From the moorland we dropped down to the westernmost point on the route, Strata Florida. After a blast along the road, I stopped to eat something proper as I was flagging. Little did I know what was to follow: Strata Florida green lanes. It’s worth a search of YouTube to see what this was all about, but my virtual recce had totally missed what ‘fords’ on a map might mean in reality. This was full on riding down a river for what felt an eternity, and I had a proper tantrum. After trying to pick my way around it I did as other passing riders had done and just went for it, doing my best to pick an exit point to aim for at each crossing and trying to keep on pedaling: at one point the water reached my top tube, and I was beyond pleased when the section ended.
Following this, I got a second wind. It can’t always get worse!
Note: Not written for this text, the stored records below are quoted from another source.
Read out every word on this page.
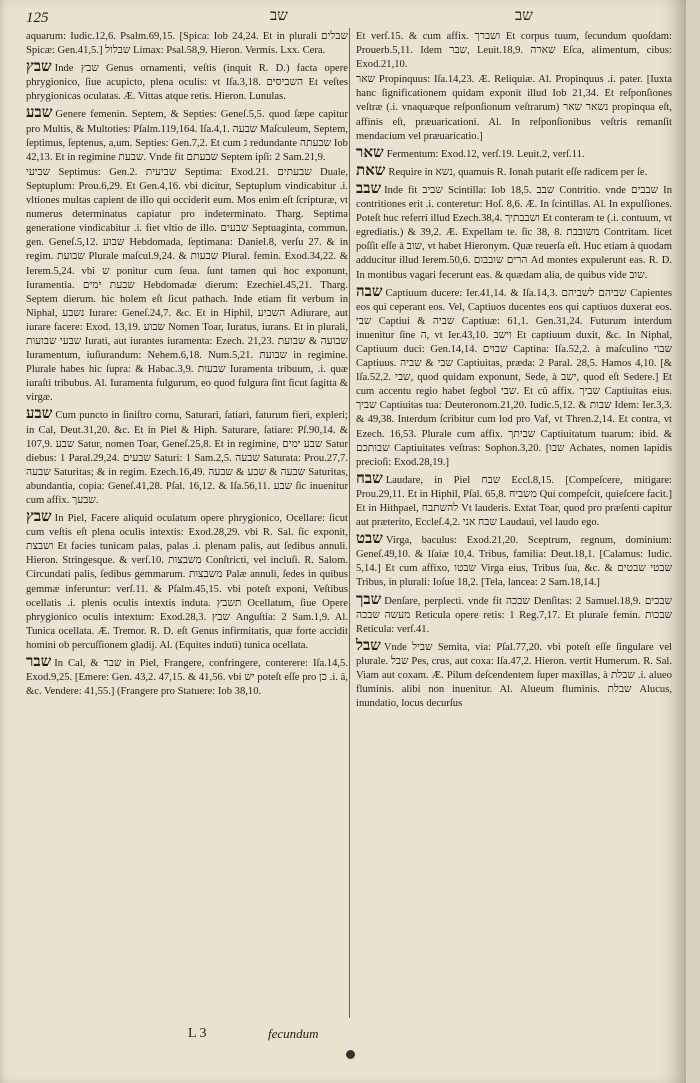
125	שב	שב

aquarum: Iudic.12,6. Psalm.69,15. [Spica: Iob 24,24. Et in plurali שבלים Spicæ: Gen.41,5.] שבלול Limax: Psal.58,9. Hieron. Vermis. Lxx. Cera.

שבץ Inde שבץ Genus ornamenti, veſtis (inquit R. D.) facta opere phrygionico, ſiue acupicto, plena oculis: vt Iſa.3,18. השביסים Et veſtes phrygionicas oculatas. Æ. Vittas atque retis. Hieron. Lunulas.

שבע Genere femenin. Septem, & Septies: Geneſ.5,5. quod ſæpe capitur pro Multis, & Multoties: Pſalm.119,164. Iſa.4,1. שבעה Maſculeum, Septem, ſeptimus, ſeptenus, a,um. Septies: Gen.7,2. Et cum ג redundante שבעתה Iob 42,13. Et in regimine שבעת. Vnde fit שבעתם Septem ipſi: 2 Sam.21,9.

שביעי Septimus: Gen.2. שביעית Septima: Exod.21. שבעתים Duale, Septuplum: Prou.6,29. Et Gen.4,16. vbi dicitur, Septuplum vindicabitur .i. vltiones multas capient de illo qui occiderit eum. Mos enim eſt ſcripturæ, vt numerus determinatus capiatur pro indeterminato. Tharg. Septima generatione vindicabitur .i. fiet vltio de illo. שבעים Septuaginta, commun. gen. Geneſ.5,12. שבוע Hebdomada, ſeptimana: Daniel.8, verſu 27. & in regim. שבועת Plurale maſcul.9,24. & שבעות Plural. femin. Exod.34,22. & Ierem.5,24. vbi ש ponitur cum ſeua. ſunt tamen qui hoc exponunt, Iuramentia. שבעת ימים Hebdomadæ dierum: Ezechiel.45,21. Tharg. Septem dierum. hic holem eſt ſicut pathach. Inde etiam fit verbum in Niphal, נשבע Iurare: Geneſ.24,7. &c. Et in Hiphil, השביע Adiurare, aut iurare facere: Exod. 13,19. שבוע Nomen Toar, Iuratus, iurans. Et in plurali, שבעי שבועות Iurati, aut iurantes iuramenta: Ezech. 21,23. שבועה & שבועת Iuramentum, iuſiurandum: Nehem.6,18. Num.5,21. שבועת in regimine. Plurale habes hic ſupra: & Habac.3,9. שבעות Iuramenta tribuum, .i. quæ iuraſti tribubus. Al. Iuramenta fulgurum, eo quod fulgura ſint ſicut ſagitta & virgæ.

שבע Cum puncto in ſiniſtro cornu, Saturari, ſatiari, faturum fieri, expleri; in Cal, Deut.31,20. &c. Et in Piel & Hiph. Saturare, ſatiare: Pſ.90,14. & 107,9. שבע Satur, nomen Toar, Geneſ.25,8. Et in regimine, שבע ימים Satur diebus: 1 Paral.29,24. שבעים Saturi: 1 Sam.2,5. שבעה Saturata: Prou.27,7. שבעה Saturitas; & in regim. Ezech.16,49. שבעה & שבע & שבעה Saturitas, abundantia, copia: Geneſ.41,28. Pſal. 16,12. & Iſa.56,11. שבע ſic inuenitur cum affix. שבעך.

שבץ In Piel, Facere aliquid oculatum opere phrygionico, Ocellare: ſicut cum veſtis eſt plena oculis intextis: Exod.28,29. vbi R. Sal. ſic exponit, ושבצת Et facies tunicam palas, palas .i. plenam palis, aut ſedibus annuli. Hieron. Stringesque. & verſ.10. משבצות Conſtricti, vel incluſi. R. Salom. Circundati palis, ſedibus gemmarum. משבצות Palæ annuli, ſedes in quibus gemmæ inferuntur: verſ.11. & Pſalm.45,15. vbi poteſt exponi, Veſtibus ocellatis .i. plenis oculis intextis induta. תשבץ Ocellatum, ſiue Opere phrygionico oculis intextum: Exod.28,3. שבץ Anguſtia: 2 Sam.1,9. Al. Tunica ocellata. Æ. Tremor. R. D. eſt Genus infirmitatis, quæ forte accidit homini ob percuſſionem gladij. Al. (Equites induti) tunica ocellata.

שבר In Cal, & שבר in Piel, Frangere, confringere, conterere: Iſa.14,5. Exod.9,25. [Emere: Gen. 43,2. 47,15. & 41,56. vbi יש poteſt eſſe pro כן .i. ä, &c. Vendere: 41,55.] (Frangere pro Statuere: Iob 38,10.

Et verſ.15. & cum affix. ושברך Et corpus tuum, ſecundum quoſdam: Prouerb.5,11. Idem שבר, Leuit.18,9. שארה Eſca, alimentum, cibus: Exod.21,10.

שאר Propinquus: Iſa.14,23. Æ. Reliquiæ. Al. Propinquus .i. pater. [Iuxta hanc ſignificationem quidam exponit illud Iob 21,34. Et reſponſiones veſtræ (.i. vnaquæque reſponſionum veſtrarum) נשאר שאר propinqua eſt, affinis eſt, præuaricationi. Al. In reſponſionibus veſtris remanſit mendacium vel præuaricatio.]

שאר Fermentum: Exod.12, verſ.19. Leuit.2, verſ.11.

שאת Require in נשא, quamuis R. Ionah putarit eſſe radicem per ſe.

שבב Inde fit שביב Scintilla: Iob 18,5. שבב Contritio. vnde שבבים In contritiones erit .i. conteretur: Hoſ. 8,6. Æ. In ſcintillas. Al. In expulſiones. Poteſt huc referri illud Ezech.38,4. ושבבתיך Et conteram te (.i. contuum, vt egrediatis.) & 39,2. Æ. Expellam te. ſic 38, 8. משובבת Contritam. licet poſſit eſſe à שוב, vt habet Hieronym. Quæ reuerſa eſt. Huc etiam à quodam adducitur illud Ierem.50,6. הרים שובבום Ad montes expulerunt eas. R. D. In montibus vagari fecerunt eas. & quædam alia, de quibus vide שוב.

שבה Captiuum ducere: Ier.41,14. & Iſa.14,3. שביהם לשביהם Capientes eos qui ceperant eos. Vel, Captiuos ducentes eos qui captiuos duxerat eos. שבי Captiui & שביה Captiuæ: 61,1. Gen.31,24. Futurum interdum inuenitur ſine ה, vt Ier.43,10. וישב Et captiuum duxit, &c. In Niphal, Captiuum duci: Gen.14,14. שבוים Captina: Iſa.52,2. à maſculino שבוי Captiuus. שבי & שביה Captiuitas, præda: 2 Paral. 28,5. Hamos 4,10. [& Iſa.52,2. שבי, quod quidam exponunt, Sede, à ישב, quod eſt Sedere.] Et cum accentu regio habet ſegbol שבי. Et cũ affix. שביך Captiuitas eius. שביך Captiuitas tua: Deuteronom.21,20. Iudic.5,12. & שבות Idem: Ier.3,3. & 49,38. Interdum ſcribitur cum lod pro Vaf, vt Thren.2,14. Et contra, vt Ezech. 16,53. Plurale cum affix. שביתך Captiuitatum tuarum: ibid. & שבותכם Captiuitates veſtras: Sophon.3,20. [שבו Achates, nomen lapidis precioſi: Exod.28,19.]

שבח Laudare, in Piel שבח Eccl.8,15. [Compeſcere, mitigare: Prou.29,11. Et in Hiphil, Pſal. 65,8. משביח Qui compeſcit, quieſcere facit.] Et in Hithpael, להשתבח Vt lauderis. Extat Toar, quod pro præſenti capitur aut præterito, Eccleſ.4,2. שבח אני Laudaui, vel laudo ego.

שבט Virga, baculus: Exod.21,20. Sceptrum, regnum, dominium: Geneſ.49,10. & Iſaiæ 10,4. Tribus, familia: Deut.18,1. [Calamus: Iudic. 5,14.] Et cum affixo, שבטו Virga eius, Tribus ſua, &c. & שבטי שבטים Tribus, in plurali: Ioſue 18,2. [Tela, lancea: 2 Sam.18,14.]

שבך Denſare, perplecti. vnde fit שבכה Denſitas: 2 Samuel.18,9. שבכים מעשה שבכה Reticula opere retis: 1 Reg.7,17. Et plurale femin. שבכות Reticula: verſ.41.

שבל Vnde שביל Semita, via: Pſal.77,20. vbi poteſt eſſe ſingulare vel plurale. שבל Pes, crus, aut coxa: Iſa.47,2. Hieron. vertit Humerum. R. Sal. Viam aut coxam. Æ. Pilum deſcendentem ſuper maxillas, à שבלת .i. alueo fluminis. alibi non inuenitur. Al. Alueum fluminis. שבלת Alucus, inundatio, locus decurſus

L 3	fecundum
As the sun started to set the trails gave way to road for a while before the second moorland hike-a-bike section, and the highest point on the route. I was prepared for this to be tough, but it really wasn’t that bad, and I passed a cairn on the summit of Carnau (which may actually mean cairn in Welsh?) in the half-light of dusk. Somewhere in the gloom, I caught up with Lee again, and together we rode towards Rhayader, where there’d be a shop and a takeaway. I hadn’t been paying attention to time or distance but Lee had and knew we had an hour to cover 8km before things closed. We spurred each other on and made good time, and reached the SPAR and a Turkish takeaway with time to spare. I stocked up on snacks, and grabbed cheese and chips.
Being 10pm with 70km to go, I knew I’d be ok getting back within the 24 hour ‘black badge’ time cut-off, save for a catastrophic mechanical or the like. It was mandatory to carry a bivy/sleeping kit and many riders intended to make use of that at some point, but I was feeling ok to ride on. The terrain had looked far easier for this leg and so it proved to be. I pushed on, along lanes, muddy tracks, across fields, and up a viscous road climb before heading back onto the same forest’s tracks as we started on.
From here there was an easy road descent to the finish which I reached shortly after 4:30am, recording a time of 21 hours and 10 minutes, which wasn’t too bad at all. I completed the sheet with my arrival time, and got a few hours sleep before catching up with others finishers and DNFers over breakfast. Comparing notes is always fun after an event and the BB200 had drawn a good bunch of folk to do just that with.
To summarise the route, the first section I thought would be tough was, the second wasn’t too bad, but I’d totally misjudged that section in the middle, which was absolutely awful and I’ve since seen described as ‘the log flume’ which seems quite accurate. I moaned about that to anyone I had to the chance too mid-ride, but a week on can see it for the Type 2 fun it was: Utterly stupid, and utterly pointless, which is exactly the point!